Patents for Humanity

The patent system is sometimes frustrating to policymakers because of its market approach to invention. Innovators and investors decide the focus of research – not policymakers. As such, we tend to see research investment in areas of market value rather than areas that serve humanity in a broader or more altruistic sense. Now, these notions of market incentives and advancing humanism often overlap. A cure for cancer would serve humanity, but would be quite valuable in the marketplace as well. But, the point is that – with the patent system – the decision making is normally well outside of the control of policymakers.

When the government has specific technological advancement goals, it tends to choose non-patent development mechanisms such as finding a contractor to develop the technology, offering a grant to researchers, or perhaps offering a prize for successful development.

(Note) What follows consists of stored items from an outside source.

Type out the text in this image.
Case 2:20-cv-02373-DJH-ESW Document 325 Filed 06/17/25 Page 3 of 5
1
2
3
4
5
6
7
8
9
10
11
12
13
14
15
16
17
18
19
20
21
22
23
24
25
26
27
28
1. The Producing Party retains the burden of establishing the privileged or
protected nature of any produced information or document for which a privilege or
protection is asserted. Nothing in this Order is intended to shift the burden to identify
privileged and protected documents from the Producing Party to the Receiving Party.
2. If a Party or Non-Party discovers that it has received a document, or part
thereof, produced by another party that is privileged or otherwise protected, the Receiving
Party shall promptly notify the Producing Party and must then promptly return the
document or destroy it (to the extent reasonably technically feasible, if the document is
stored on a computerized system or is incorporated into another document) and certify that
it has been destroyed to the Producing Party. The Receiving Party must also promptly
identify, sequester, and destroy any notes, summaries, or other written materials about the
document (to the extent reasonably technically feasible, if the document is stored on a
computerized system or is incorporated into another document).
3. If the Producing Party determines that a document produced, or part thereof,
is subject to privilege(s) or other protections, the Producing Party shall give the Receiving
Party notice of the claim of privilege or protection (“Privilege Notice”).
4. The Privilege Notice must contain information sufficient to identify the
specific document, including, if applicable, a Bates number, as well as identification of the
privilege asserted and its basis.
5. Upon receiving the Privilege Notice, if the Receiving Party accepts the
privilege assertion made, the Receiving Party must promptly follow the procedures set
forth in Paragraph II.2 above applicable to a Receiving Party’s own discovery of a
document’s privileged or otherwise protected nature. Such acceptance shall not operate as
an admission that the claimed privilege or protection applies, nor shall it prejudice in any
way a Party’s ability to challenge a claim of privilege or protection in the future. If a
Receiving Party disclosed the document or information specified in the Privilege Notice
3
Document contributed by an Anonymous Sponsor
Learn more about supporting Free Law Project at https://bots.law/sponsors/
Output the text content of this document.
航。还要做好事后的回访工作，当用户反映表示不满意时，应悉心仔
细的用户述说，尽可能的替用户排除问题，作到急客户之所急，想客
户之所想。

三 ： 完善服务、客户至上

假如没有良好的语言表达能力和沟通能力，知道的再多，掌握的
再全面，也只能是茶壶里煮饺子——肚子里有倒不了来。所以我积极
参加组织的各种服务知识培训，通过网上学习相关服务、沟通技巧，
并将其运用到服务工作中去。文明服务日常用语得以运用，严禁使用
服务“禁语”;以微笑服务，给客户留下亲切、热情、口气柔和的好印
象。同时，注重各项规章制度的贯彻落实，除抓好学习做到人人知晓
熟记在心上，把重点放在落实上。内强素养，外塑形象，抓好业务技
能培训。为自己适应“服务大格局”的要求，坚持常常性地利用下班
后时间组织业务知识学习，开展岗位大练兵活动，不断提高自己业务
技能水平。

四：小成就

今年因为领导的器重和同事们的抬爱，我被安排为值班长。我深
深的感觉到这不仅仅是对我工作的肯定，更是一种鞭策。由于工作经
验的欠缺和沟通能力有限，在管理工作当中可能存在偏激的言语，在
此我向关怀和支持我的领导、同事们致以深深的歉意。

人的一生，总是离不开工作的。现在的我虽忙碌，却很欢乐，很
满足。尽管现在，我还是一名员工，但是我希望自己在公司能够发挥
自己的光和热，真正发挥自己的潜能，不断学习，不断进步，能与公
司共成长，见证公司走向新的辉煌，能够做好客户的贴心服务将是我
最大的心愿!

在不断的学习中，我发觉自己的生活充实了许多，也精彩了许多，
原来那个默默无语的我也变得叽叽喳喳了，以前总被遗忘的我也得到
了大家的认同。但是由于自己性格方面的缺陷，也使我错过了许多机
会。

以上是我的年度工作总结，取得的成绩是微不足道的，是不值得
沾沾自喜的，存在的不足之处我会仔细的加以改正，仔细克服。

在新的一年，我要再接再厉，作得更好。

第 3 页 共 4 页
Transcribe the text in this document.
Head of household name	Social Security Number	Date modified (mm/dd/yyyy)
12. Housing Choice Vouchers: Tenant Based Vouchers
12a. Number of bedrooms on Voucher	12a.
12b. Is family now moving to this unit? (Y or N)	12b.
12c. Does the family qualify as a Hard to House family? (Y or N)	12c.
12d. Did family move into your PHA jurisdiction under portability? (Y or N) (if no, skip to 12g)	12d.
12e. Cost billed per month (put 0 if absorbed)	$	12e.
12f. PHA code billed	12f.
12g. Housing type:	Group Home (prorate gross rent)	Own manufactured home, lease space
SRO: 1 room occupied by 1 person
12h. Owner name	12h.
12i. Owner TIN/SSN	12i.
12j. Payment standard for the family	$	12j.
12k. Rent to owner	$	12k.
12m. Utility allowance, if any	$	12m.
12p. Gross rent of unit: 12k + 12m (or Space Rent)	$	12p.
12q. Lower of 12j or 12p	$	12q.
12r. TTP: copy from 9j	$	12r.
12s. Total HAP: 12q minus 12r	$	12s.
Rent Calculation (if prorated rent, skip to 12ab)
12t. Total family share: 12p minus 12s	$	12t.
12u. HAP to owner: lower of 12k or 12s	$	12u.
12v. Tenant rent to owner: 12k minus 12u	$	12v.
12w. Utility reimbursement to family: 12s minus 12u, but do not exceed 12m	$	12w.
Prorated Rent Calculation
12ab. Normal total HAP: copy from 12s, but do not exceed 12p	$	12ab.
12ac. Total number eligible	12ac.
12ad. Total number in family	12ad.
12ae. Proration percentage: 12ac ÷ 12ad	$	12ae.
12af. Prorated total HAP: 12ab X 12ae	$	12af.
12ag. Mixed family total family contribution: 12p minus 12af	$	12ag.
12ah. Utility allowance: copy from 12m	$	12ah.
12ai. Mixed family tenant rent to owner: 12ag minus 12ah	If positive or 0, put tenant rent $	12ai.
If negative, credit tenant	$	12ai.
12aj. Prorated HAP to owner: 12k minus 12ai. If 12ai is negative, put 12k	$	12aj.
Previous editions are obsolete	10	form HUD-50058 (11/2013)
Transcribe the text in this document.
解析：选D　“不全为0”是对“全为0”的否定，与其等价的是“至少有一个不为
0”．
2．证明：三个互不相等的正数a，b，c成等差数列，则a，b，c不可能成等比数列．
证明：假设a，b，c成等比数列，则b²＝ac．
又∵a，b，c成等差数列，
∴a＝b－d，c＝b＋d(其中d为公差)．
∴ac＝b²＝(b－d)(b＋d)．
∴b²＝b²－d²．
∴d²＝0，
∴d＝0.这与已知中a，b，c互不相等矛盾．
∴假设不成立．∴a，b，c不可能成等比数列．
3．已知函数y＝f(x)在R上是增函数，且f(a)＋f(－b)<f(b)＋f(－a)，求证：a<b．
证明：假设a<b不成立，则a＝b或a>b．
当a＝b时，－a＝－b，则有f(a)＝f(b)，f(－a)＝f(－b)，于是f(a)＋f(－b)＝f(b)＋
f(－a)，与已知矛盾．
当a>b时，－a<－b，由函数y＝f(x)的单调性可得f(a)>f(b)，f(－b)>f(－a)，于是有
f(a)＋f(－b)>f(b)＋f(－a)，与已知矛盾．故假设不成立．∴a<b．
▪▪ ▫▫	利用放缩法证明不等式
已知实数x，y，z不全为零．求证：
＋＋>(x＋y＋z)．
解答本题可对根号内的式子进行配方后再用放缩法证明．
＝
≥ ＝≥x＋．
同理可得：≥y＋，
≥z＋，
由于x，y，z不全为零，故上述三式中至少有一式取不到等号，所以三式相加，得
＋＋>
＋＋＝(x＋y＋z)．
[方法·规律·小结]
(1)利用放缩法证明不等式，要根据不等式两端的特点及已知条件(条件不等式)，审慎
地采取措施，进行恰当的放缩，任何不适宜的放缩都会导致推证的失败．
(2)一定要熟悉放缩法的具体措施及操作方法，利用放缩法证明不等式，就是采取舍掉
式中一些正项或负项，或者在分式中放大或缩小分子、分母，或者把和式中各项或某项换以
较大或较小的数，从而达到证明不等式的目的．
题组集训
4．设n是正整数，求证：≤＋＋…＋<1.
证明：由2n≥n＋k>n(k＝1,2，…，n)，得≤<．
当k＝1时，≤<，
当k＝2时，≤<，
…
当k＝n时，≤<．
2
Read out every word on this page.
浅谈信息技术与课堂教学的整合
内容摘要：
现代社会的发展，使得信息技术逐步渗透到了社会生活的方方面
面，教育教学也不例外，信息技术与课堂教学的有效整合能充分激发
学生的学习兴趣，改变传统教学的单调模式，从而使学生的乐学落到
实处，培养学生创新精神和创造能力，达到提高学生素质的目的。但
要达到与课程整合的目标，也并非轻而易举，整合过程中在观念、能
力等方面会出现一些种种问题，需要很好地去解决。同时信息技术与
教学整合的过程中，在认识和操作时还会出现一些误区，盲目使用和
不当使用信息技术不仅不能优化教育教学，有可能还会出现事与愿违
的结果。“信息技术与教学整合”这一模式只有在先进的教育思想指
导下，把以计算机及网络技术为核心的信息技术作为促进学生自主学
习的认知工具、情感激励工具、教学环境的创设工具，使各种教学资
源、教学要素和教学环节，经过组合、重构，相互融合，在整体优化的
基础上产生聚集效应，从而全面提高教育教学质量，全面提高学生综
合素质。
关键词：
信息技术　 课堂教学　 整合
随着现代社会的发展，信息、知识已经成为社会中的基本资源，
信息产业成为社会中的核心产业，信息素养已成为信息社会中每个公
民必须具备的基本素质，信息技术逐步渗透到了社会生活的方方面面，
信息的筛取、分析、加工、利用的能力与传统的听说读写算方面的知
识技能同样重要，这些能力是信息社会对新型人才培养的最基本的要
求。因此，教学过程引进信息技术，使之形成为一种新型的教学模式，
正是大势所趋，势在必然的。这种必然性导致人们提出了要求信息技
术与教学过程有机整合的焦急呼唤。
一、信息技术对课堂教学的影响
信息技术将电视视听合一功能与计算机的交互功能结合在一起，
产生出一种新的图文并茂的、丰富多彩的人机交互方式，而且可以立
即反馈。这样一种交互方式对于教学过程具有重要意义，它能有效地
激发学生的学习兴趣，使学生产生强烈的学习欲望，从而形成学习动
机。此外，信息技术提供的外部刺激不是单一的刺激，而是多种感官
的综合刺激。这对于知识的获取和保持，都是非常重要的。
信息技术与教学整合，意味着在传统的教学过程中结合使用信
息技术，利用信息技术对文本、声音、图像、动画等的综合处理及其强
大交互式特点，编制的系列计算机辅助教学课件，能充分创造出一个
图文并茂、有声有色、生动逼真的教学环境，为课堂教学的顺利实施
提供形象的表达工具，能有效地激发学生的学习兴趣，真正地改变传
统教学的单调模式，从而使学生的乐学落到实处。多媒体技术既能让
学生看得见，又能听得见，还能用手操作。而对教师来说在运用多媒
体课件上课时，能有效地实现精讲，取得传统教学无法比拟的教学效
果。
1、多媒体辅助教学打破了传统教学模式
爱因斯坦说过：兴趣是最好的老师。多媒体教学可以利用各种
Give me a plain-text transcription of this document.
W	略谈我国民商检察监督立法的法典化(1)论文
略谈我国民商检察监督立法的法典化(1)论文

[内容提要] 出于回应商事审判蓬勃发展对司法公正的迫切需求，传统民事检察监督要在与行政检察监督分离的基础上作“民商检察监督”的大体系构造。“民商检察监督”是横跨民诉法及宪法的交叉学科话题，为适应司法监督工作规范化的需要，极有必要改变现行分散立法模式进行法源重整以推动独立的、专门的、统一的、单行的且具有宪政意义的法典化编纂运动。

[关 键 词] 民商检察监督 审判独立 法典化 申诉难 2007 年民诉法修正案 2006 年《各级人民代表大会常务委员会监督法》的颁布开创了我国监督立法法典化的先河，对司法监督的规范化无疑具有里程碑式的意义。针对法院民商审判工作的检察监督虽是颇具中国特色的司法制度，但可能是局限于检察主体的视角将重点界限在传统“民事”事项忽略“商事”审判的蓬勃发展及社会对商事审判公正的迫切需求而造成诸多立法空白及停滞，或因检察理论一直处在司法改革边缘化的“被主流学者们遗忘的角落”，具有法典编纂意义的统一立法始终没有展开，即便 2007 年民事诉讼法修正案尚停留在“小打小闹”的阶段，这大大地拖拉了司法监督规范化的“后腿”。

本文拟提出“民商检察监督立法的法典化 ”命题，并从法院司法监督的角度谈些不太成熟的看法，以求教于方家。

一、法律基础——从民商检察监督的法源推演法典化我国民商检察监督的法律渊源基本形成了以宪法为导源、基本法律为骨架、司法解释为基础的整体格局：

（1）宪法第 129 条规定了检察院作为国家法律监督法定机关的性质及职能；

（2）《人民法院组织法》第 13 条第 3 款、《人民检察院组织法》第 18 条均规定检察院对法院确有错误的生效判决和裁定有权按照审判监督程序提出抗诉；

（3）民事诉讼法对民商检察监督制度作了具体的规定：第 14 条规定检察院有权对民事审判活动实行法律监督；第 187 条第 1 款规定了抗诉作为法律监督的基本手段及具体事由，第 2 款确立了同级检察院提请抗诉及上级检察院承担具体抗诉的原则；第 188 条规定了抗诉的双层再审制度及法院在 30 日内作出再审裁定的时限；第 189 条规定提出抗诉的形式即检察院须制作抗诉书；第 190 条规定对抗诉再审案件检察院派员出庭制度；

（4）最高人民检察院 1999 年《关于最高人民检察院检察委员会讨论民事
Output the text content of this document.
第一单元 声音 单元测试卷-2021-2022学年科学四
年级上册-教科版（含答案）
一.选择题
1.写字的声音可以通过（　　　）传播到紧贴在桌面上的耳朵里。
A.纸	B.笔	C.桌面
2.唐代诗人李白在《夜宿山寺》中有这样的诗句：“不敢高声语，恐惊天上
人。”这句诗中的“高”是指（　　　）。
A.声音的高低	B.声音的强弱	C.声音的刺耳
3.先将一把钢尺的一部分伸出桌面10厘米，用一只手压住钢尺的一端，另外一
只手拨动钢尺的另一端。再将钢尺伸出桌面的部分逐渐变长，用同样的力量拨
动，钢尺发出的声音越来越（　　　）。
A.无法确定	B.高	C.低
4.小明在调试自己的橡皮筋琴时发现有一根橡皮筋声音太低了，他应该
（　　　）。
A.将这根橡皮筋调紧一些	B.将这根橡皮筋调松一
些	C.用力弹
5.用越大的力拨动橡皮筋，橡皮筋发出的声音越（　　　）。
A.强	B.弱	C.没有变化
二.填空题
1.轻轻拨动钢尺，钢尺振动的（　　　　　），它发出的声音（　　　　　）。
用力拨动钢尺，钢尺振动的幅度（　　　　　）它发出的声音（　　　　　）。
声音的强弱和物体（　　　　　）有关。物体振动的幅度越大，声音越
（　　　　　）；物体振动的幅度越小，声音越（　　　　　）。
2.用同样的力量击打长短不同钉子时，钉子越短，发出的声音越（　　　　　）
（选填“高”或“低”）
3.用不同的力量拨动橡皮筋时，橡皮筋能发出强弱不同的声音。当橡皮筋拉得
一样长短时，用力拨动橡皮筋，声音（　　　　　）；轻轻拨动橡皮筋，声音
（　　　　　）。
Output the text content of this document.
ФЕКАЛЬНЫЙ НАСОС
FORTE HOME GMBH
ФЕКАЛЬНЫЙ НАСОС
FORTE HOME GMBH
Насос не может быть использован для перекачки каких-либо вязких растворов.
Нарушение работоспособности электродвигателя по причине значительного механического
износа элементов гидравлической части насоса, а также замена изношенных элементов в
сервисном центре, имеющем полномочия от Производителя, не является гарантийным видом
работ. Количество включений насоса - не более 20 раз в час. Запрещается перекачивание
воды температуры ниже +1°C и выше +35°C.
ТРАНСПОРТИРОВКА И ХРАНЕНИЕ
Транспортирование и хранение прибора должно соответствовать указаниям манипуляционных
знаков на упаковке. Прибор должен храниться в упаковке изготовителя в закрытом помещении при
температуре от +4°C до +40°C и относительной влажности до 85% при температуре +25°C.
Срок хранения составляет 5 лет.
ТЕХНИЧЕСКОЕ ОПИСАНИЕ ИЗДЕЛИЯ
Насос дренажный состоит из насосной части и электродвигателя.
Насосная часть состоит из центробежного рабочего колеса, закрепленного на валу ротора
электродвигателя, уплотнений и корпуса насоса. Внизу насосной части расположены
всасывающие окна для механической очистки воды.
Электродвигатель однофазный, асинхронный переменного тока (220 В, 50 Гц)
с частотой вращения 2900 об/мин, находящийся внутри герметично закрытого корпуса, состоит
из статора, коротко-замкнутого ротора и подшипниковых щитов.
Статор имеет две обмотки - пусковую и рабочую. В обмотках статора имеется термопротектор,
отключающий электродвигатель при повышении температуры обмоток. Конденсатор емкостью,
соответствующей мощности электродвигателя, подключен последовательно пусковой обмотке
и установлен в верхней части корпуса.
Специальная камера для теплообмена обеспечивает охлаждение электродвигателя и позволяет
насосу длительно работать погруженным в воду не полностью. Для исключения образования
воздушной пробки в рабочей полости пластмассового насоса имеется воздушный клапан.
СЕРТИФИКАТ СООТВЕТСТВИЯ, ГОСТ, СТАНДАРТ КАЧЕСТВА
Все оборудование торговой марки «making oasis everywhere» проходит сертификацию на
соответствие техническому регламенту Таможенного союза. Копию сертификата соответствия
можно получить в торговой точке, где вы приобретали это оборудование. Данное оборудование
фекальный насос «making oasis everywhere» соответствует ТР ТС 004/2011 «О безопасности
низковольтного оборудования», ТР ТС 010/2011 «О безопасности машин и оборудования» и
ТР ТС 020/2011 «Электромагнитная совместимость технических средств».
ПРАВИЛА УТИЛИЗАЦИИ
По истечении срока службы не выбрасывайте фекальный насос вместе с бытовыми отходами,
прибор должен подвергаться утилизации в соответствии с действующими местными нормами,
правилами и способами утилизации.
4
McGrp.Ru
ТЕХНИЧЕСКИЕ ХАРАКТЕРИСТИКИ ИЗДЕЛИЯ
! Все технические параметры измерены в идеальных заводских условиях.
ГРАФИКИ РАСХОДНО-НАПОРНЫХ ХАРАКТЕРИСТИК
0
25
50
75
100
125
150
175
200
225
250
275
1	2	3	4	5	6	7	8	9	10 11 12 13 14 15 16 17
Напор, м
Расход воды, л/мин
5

In a recent release, the USPTO and White House have announced a new hybrid program to provide an additional patent incentive for inventors who "do the most to apply their technologies to pressing global challenges." The way the program operates is that do-good inventors (and corporate patent owners) will receive an award certificate that can be used to accelerate the prosecution any patent application in their portfolio (a $4,800 value).

Through this initiative, the USPTO seeks to reward inventors who show that they have used their patented technologies to significantly address public health quality or to advance scientific research on neglected humanitarian issues. Such technologies may include life-saving medicines and vaccines, medical diagnostic equipment, more nutritious or heartier crops, food storage & preservation technology, water sterilization devices, cleaner sources of household light and heat, or information devices promoting literacy and education, among others. Awardees will be chosen by judges selected from academia for their expertise in medicine, law, science, engineering, public policy, or a related field.

Submissions will begin on March 1 and up to 50 winners will be chosen this calendar year.